By Dan Roncadin, Sr. Technical Consultant
Take a deep breath and begin to accept that every brilliantly architected cloud solution can still fail.
Every time a cloud provider such as Amazon or Microsoft experiences an outage, it’s headline news for the technology world. Questions and commentary abound: How can these systems fail when so much work has been put into their design and implementation? Can cloud-based solutions be trusted? The answer is that yes, cloud solutions will fail just like any other technology. The fact that failure is possible is no reason not to use them.
Experienced technology infrastructure people know that all components fail — thus various design patterns have arisen to mitigate and survive component failures. Load balancers can seamlessly move traffic away from offline web and app servers; databases can fail-over to a secondary node, etc. The key to these architectures is to reduce shared components and single points of failure. Each shared component presents a possible failure that can take down the entire solution. Where things do have to be shared, a lot of effort is put into resiliency and redundancy. An example of this is storage and power infrastructure — both are often engineered to achieve maximum uptime. But even that doesn’t prevent all failures.

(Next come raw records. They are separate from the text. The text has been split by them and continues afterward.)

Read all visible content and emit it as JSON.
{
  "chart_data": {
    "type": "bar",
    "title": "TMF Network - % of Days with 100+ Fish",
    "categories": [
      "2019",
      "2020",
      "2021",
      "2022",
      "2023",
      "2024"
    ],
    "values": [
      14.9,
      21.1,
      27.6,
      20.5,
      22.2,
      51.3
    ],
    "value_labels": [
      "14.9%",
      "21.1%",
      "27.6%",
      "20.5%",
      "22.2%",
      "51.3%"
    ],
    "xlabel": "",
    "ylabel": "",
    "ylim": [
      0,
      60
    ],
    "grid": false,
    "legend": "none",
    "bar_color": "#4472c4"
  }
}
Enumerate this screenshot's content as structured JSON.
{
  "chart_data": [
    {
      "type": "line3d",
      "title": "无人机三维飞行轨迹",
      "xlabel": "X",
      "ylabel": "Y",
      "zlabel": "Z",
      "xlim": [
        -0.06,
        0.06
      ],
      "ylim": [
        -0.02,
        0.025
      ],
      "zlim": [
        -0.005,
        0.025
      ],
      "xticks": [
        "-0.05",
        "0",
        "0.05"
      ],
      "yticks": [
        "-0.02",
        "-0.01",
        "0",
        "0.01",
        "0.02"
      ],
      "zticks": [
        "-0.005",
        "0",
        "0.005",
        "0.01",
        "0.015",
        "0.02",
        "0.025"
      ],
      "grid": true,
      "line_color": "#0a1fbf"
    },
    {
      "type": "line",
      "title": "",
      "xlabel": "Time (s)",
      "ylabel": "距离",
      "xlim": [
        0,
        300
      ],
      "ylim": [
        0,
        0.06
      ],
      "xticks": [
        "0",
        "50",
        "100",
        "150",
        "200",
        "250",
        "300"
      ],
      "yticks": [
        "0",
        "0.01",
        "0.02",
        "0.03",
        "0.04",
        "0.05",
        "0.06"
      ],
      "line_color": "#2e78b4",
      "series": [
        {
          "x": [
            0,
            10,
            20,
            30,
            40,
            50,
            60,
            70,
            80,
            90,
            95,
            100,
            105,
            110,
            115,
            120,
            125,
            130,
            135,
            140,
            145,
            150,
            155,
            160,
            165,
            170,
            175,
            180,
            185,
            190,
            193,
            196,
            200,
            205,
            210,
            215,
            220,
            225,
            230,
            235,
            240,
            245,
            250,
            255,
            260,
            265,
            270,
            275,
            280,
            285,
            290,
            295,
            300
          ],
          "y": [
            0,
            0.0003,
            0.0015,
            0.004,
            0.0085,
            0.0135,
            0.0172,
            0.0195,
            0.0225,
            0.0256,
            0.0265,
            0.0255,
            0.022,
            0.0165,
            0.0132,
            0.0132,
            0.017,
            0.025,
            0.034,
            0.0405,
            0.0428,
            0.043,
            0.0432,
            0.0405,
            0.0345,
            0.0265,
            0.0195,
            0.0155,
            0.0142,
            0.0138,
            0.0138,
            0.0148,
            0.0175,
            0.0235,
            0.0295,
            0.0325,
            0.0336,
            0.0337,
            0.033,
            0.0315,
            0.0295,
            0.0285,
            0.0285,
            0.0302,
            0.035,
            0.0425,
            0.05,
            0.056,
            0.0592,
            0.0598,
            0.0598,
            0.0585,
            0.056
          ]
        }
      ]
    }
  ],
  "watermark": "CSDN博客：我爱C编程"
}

Cloud solutions are often seen as an answer to the recursive problem of designing more and more redundancy into infrastructure. The dream is to simply decide how much capacity is needed and in which configuration, and let the service provider deal with preventing and recovering from outages. In many cases this is true — cloud providers operate best-in-class data centers at a sufficient scale to afford great facilities and operational practices. Their core business is keeping infrastructure up and running. Yet, in the past 2 years a number of cloud provider failures have occurred rendering entire cloud solutions unavailable (like Azure) or large sections of data and servers unreachable or unusable (Amazon).

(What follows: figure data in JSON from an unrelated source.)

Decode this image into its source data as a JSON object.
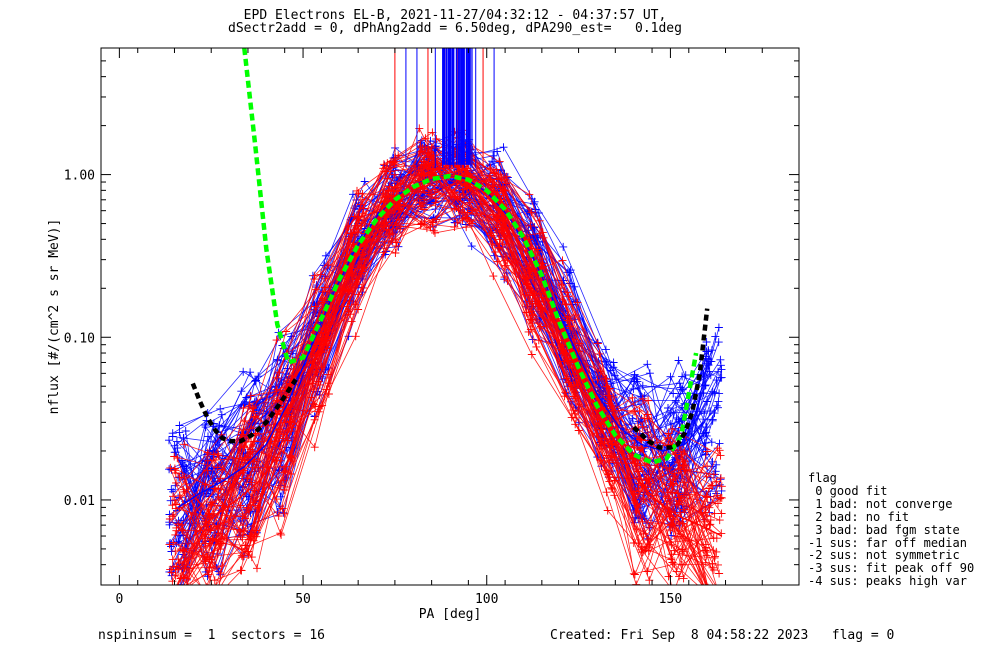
{
  "title_line1": "EPD Electrons EL-B, 2021-11-27/04:32:12 - 04:37:57 UT,",
  "title_line2": "dSectr2add = 0, dPhAng2add = 6.50deg, dPA290_est=   0.1deg",
  "footer": {
    "left": "nspininsum =  1  sectors = 16",
    "right": "Created: Fri Sep  8 04:58:22 2023   flag = 0"
  },
  "flag_legend": {
    "title": "flag",
    "items": [
      " 0 good fit",
      " 1 bad: not converge",
      " 2 bad: no fit",
      " 3 bad: bad fgm state",
      "-1 sus: far off median",
      "-2 sus: not symmetric",
      "-3 sus: fit peak off 90",
      "-4 sus: peaks high var"
    ]
  },
  "colors": {
    "series_blue": "#0000ff",
    "series_red": "#ff0000",
    "fit_green": "#00ff00",
    "fit_black": "#000000"
  },
  "chart_data": {
    "type": "line",
    "xlabel": "PA [deg]",
    "ylabel": "nflux [#/(cm^2 s sr MeV)]",
    "xlim": [
      -5,
      185
    ],
    "ylim": [
      0.003,
      6.0
    ],
    "yscale": "log",
    "xticks": [
      0,
      50,
      100,
      150
    ],
    "yticks": [
      0.01,
      0.1,
      1.0
    ],
    "ytick_labels": [
      "0.01",
      "0.10",
      "1.00"
    ],
    "series": [
      {
        "color": "blue",
        "x": [
          16,
          22,
          28,
          34,
          40,
          46,
          52,
          58,
          64,
          70,
          76,
          82,
          88,
          94,
          100,
          106,
          112,
          118,
          124,
          130,
          136,
          142,
          148,
          154,
          159
        ],
        "y": [
          0.009,
          0.011,
          0.013,
          0.016,
          0.022,
          0.04,
          0.085,
          0.18,
          0.34,
          0.55,
          0.75,
          0.9,
          0.98,
          0.95,
          0.78,
          0.55,
          0.33,
          0.17,
          0.085,
          0.045,
          0.028,
          0.022,
          0.02,
          0.022,
          0.03
        ]
      },
      {
        "color": "red",
        "x": [
          20,
          26,
          32,
          38,
          44,
          50,
          56,
          62,
          68,
          74,
          80,
          86,
          92,
          98,
          104,
          110,
          116,
          122,
          128,
          134,
          140,
          146,
          152,
          158,
          164
        ],
        "y": [
          0.006,
          0.008,
          0.01,
          0.013,
          0.02,
          0.045,
          0.11,
          0.24,
          0.45,
          0.68,
          0.85,
          0.97,
          0.96,
          0.82,
          0.58,
          0.35,
          0.18,
          0.09,
          0.045,
          0.025,
          0.014,
          0.01,
          0.008,
          0.007,
          0.006
        ]
      }
    ],
    "fit_green": {
      "x": [
        34,
        37,
        40,
        43,
        46,
        50,
        55,
        60,
        65,
        70,
        75,
        80,
        85,
        90,
        95,
        100,
        105,
        110,
        115,
        120,
        125,
        130,
        135,
        140,
        145,
        149,
        153,
        157
      ],
      "y": [
        6.0,
        1.5,
        0.35,
        0.12,
        0.07,
        0.075,
        0.13,
        0.23,
        0.37,
        0.53,
        0.7,
        0.84,
        0.94,
        0.98,
        0.93,
        0.8,
        0.61,
        0.41,
        0.24,
        0.12,
        0.065,
        0.038,
        0.025,
        0.019,
        0.017,
        0.018,
        0.025,
        0.08
      ]
    },
    "fit_black": [
      {
        "x": [
          20,
          22,
          24,
          26,
          28,
          30,
          33,
          36,
          40,
          44,
          48
        ],
        "y": [
          0.052,
          0.04,
          0.032,
          0.027,
          0.024,
          0.023,
          0.023,
          0.025,
          0.03,
          0.04,
          0.055
        ]
      },
      {
        "x": [
          140,
          144,
          147,
          150,
          152,
          154,
          156,
          158,
          160
        ],
        "y": [
          0.028,
          0.023,
          0.021,
          0.021,
          0.022,
          0.026,
          0.035,
          0.06,
          0.15
        ]
      }
    ],
    "high_flux_lines_x": [
      75,
      78,
      81,
      84,
      86,
      88,
      89,
      90,
      91,
      92,
      93,
      94,
      95,
      96,
      97,
      99,
      102
    ]
  }
}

What is delivered in a cloud server solution is much more complicated than a simple server? Provisioning a cloud server requires the interplay of a host of services. The user must request the server through an API or management interface. That user session must be authenticated and authorized via an access management solution. A configuration management system must determine if there is the capacity to create the virtual machine and select an appropriate host location. Storage volumes may need to be created for the machine. A provisioning system must instruct the physical host to instantiate the new virtual machine. Network reconfiguration may take place to assign an IP address and security group to the virtual machine. The tight integration of all these services presents a plethora of failure options. Breakdowns in these systems can leave users unable to create new machines or in some cases access & use existing machines. Add these to the existing set of components at all levels of infrastructure (power, network, disks, storage arrays, servers) and there are infinite ways the system can break down.
With this complex ecosystem of systems and services involved, the new point of failure becomes complexity itself. Some argue that in complex systems, failure is inevitable. As a fantastic reference to this, see Charles Perrow’s book “Normal Accidents,” which examines some of history’s biggest systems failures (Bhopal, Chernobyl, and the Challenger shuttle). Instead of assuming that providers will eventually make all of these interconnected systems and service offerings infallible, it is more prudent to assume that there will at some point be a catastrophic outage. Take a deep breath and begin to accept that every brilliantly architected cloud solution can still fail.
Every environment is different and designing a complete solution requires a lot of thought, but here are some simple ideas to help anyone prepare to survive cloud failures.
Keep A Copy of Critical Data Elsewhere
Use a cloud provider that has multiple hosting locations, and ensure you have a copy of your data in a location outside your primary environment. Consider spreading your data across multiple cloud providers too. If you run your infrastructure on Amazon, perhaps keep a copy of your critical data on Rackspace or vice versa.
Automate Recovery
Recovery time is a key metric for your architecture. How quickly can you provision, configure, and install your environment on a new zone, or even a new provider? Use automation as much as possible, and be ready at the push of a button to spin up your critical environments in another location of your primary provider, or even on a secondary provider. Measure the number of manual steps required to provision your key environments then drive towards reducing them.
Keep your DNS Separate
DNS is key to keeping your site agile and able to be relocated. If your DNS servers are hosted alongside your primary infrastructure, you will be much less able to relocate if necessary (especially if your provider has gone completely offline). Use low TTL values so that DNS servers downstream don’t cache your location for too long.
Create a Static Fallback Site
Part of surviving outages is never going completely offline. An easy way to do this is to create a static version of your site and host it on another provider, or even on a CDN (Content Distribution Network, such as Akamai, or Amazon Cloudfront). If your primary provider does experience an outage, you can quickly switch DNS settings and send users to the simple static site. You can also get more advanced and use an automated DNS solution that will detect failures in your primary location and automatically route users to the static site when necessary. This is useful whether or not you have another location or provider to spin up a new full hosting environment with. Have a mechanism to update the static site so that you can communicate with users by posting updates, to let them know what is happening. Many outages are short-lived, and depending on the uptime demands of your solution, you can deal with short outages with this technique without implementing a full move of your site to another location or provider.
If you take these measures, you will be well prepared to weather a cloud outage when it occurs.